Problem Set 5

Although this problem set seemed trivial at first, it took me sometime to express the proof formally. The theorem was: If language L has a finite number of strings, then there is some regular expression that denotes L. Any finite set of language can be expressed by a regular expression using the union or concatenation operator. As long the theorem can be proven using one of these operators, then it would be true for all cases. I used induction on the number of strings in an arbitrary language to prove the theorem. Let the language L be {l1, l2, l3, l4}. This language can be denoted by the RE, R= l1+l2+l3+l4. If a new string (l5) is added to L, then it could be denoted by R= l1+l2+l3+l4+l5, thus proving that any language of finite length can be denoted by a regular expression.

Assignment 3 Question 3

In this question we (group effort) had to proof that a regular expression that doesn’t include the Kleene star would denote a finite language.

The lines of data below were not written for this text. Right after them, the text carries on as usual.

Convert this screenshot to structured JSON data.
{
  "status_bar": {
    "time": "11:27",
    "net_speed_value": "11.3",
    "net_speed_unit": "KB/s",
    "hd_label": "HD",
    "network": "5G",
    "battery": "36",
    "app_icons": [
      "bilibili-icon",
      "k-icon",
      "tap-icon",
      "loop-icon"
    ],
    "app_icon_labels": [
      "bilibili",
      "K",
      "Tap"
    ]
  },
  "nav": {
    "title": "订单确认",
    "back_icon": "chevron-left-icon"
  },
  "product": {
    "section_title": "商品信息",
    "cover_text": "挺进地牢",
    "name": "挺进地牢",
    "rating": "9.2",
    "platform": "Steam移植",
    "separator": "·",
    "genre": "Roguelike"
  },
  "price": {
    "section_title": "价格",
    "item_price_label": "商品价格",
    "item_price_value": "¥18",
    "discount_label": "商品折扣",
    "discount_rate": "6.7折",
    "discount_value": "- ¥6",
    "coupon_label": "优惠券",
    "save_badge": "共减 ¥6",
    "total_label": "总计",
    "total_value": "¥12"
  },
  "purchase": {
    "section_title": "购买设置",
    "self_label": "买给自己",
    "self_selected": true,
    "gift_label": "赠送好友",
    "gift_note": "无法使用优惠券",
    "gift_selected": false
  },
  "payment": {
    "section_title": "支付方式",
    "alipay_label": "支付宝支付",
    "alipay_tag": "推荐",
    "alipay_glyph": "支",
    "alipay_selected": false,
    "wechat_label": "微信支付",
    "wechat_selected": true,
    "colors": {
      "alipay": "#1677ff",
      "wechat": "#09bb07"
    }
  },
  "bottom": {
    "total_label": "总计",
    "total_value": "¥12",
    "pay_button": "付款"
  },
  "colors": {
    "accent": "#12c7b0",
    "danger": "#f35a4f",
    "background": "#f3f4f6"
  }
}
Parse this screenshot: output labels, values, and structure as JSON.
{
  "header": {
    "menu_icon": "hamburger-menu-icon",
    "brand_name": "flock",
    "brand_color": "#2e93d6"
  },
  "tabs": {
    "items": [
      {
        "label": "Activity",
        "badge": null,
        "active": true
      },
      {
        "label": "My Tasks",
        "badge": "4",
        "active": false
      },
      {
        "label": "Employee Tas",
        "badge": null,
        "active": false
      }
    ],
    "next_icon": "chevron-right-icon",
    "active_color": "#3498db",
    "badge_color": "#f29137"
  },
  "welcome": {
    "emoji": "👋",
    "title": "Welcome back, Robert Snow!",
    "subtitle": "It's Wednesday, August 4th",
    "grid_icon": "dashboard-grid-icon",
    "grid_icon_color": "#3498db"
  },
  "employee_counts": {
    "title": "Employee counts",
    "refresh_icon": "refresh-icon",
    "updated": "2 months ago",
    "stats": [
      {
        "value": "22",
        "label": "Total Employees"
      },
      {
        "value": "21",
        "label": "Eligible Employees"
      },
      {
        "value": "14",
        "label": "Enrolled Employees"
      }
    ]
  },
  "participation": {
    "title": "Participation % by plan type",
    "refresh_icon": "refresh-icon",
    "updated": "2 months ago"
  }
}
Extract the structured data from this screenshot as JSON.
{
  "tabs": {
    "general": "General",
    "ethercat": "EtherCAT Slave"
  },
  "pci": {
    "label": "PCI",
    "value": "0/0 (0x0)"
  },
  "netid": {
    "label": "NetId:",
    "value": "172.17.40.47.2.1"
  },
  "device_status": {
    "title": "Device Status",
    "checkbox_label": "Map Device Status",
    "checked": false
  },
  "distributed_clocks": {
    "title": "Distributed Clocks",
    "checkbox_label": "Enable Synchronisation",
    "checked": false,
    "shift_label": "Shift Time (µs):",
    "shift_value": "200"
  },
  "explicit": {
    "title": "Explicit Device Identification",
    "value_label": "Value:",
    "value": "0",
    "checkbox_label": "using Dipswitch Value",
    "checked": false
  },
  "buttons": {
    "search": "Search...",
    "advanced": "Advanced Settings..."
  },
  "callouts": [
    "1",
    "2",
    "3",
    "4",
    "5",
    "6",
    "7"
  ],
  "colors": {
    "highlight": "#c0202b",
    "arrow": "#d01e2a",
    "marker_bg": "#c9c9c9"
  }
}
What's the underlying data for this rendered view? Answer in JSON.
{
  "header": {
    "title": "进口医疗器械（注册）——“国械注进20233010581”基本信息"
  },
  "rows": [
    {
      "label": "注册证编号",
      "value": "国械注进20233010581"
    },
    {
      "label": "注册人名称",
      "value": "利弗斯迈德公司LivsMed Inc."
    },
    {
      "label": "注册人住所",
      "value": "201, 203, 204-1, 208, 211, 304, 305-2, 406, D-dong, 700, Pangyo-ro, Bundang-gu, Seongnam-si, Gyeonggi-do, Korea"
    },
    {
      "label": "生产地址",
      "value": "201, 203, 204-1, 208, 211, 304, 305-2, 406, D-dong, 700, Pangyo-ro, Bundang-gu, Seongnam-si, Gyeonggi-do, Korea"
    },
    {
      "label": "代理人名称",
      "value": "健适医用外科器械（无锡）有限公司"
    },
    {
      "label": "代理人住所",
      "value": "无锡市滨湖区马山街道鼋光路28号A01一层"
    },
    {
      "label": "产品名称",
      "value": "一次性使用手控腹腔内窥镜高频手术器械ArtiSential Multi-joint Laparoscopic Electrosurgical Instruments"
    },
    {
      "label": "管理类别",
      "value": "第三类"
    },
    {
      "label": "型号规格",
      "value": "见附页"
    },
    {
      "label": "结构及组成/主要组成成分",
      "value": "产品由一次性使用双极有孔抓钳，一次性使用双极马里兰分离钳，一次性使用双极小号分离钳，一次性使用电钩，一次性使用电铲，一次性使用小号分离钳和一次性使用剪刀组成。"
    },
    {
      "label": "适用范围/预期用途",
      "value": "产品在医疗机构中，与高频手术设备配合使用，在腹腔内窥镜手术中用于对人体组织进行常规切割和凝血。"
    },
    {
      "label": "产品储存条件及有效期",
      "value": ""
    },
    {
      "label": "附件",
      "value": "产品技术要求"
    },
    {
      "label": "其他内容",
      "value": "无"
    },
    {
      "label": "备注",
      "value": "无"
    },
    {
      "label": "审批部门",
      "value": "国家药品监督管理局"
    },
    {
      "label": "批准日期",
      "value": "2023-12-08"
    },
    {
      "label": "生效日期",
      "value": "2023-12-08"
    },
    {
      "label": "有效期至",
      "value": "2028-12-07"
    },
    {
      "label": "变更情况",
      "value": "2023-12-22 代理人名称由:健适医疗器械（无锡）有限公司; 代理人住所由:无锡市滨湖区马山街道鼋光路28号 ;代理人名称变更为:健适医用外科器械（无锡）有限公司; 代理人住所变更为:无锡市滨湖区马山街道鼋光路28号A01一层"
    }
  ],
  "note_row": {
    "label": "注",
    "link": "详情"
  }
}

The way we understood this question was that, if we include the Kleene star in our regular expression then we would have infinite repetitions of a pattern, thus consequently not a finite language. We set out to proof by simple induction that Kleene star leads to an infinite language. But this approach didn’t seem promising when we got to describing languages and alphabets. Thus we abandoned this approach and set out to proof that if the Kleene star was excluded, we would have a finite language. More specifically, if we only had union and concatenation available to our regular expression, then we would only be able to match languages consisting of finite number of strings. This approach was more plausible and was easier to carry out. We used complete induction on the sets of language, and show that the concatenation of two unions yielded a finite language.

Second Test

The Second test was a disaster for me. I got the morning session and the office hour mixed up and ended up showing up for the test 20 minutes past the start. I was stressing out of my mind. I managed to answer two of the three questions. I did well on the test than I anticipated, I actually passed. Professor Heap was very understanding and fair towards my situation. Thank you Professor.

Second Assignment

The first question on this assignment seemed complicated at first because it involved a combinatorial explosion. The trick in solving this question was to find a pattern and generalize it for all number of nodes. I made sure I understood the question thoroughly before I proceeded to solve it. I started out by drawing ternary trees from the root node. I expanded each combination of nodes and noticed the pattern as the number of nodes increased. I realized that the distribution of the nodes among the three sub-trees behaved like combination without replacement. Thus I devised a summation formula that yielded the total number of non-equivalent ternary trees given n nodes. The number of nodes available for each sub-tree is the total number of nodes minus that used by the previous sub-trees at that specific height. I tried the formula on different number of nodes and convinced myself that it works for all n.

Problem Set 3

Finding the closed form for the given function was tricky. Unwinding it in the conventional sense didn’t quite lead to the closed form. The crucial steps towards finding the closed form were done after unwinding and recognizing the patter in the un-winded terms. After unwinding and simplifying, I realized that each term was a multiple of 3. More specifically, the ratio between two consecutive term is 3. Thus the expansion was that of a geometric series. Thus to find the closed from of G(n), I had to use the geometric series formula, and plug in the ratio and the first term in the series. After finding the closed form of G(n), proving it using simple induction was pretty straightforward.

First Assignment

The most challenging question of the first assignment would have to be question 4. I didn’t know how to approach the question to begin with. But after wrestling with it for awhile and getting help on it, the question started to make sense to me. Proving the contradiction was a bit tricky, because we had to choose the well ordering principle. I had to prove that there exists a smallest numerator for a quotient representing the golden ratio. This led to the required contradiction proving that the golden ratio is an irrational number, which I used to answer the last part of the question: proving 5^1/2 is irrational.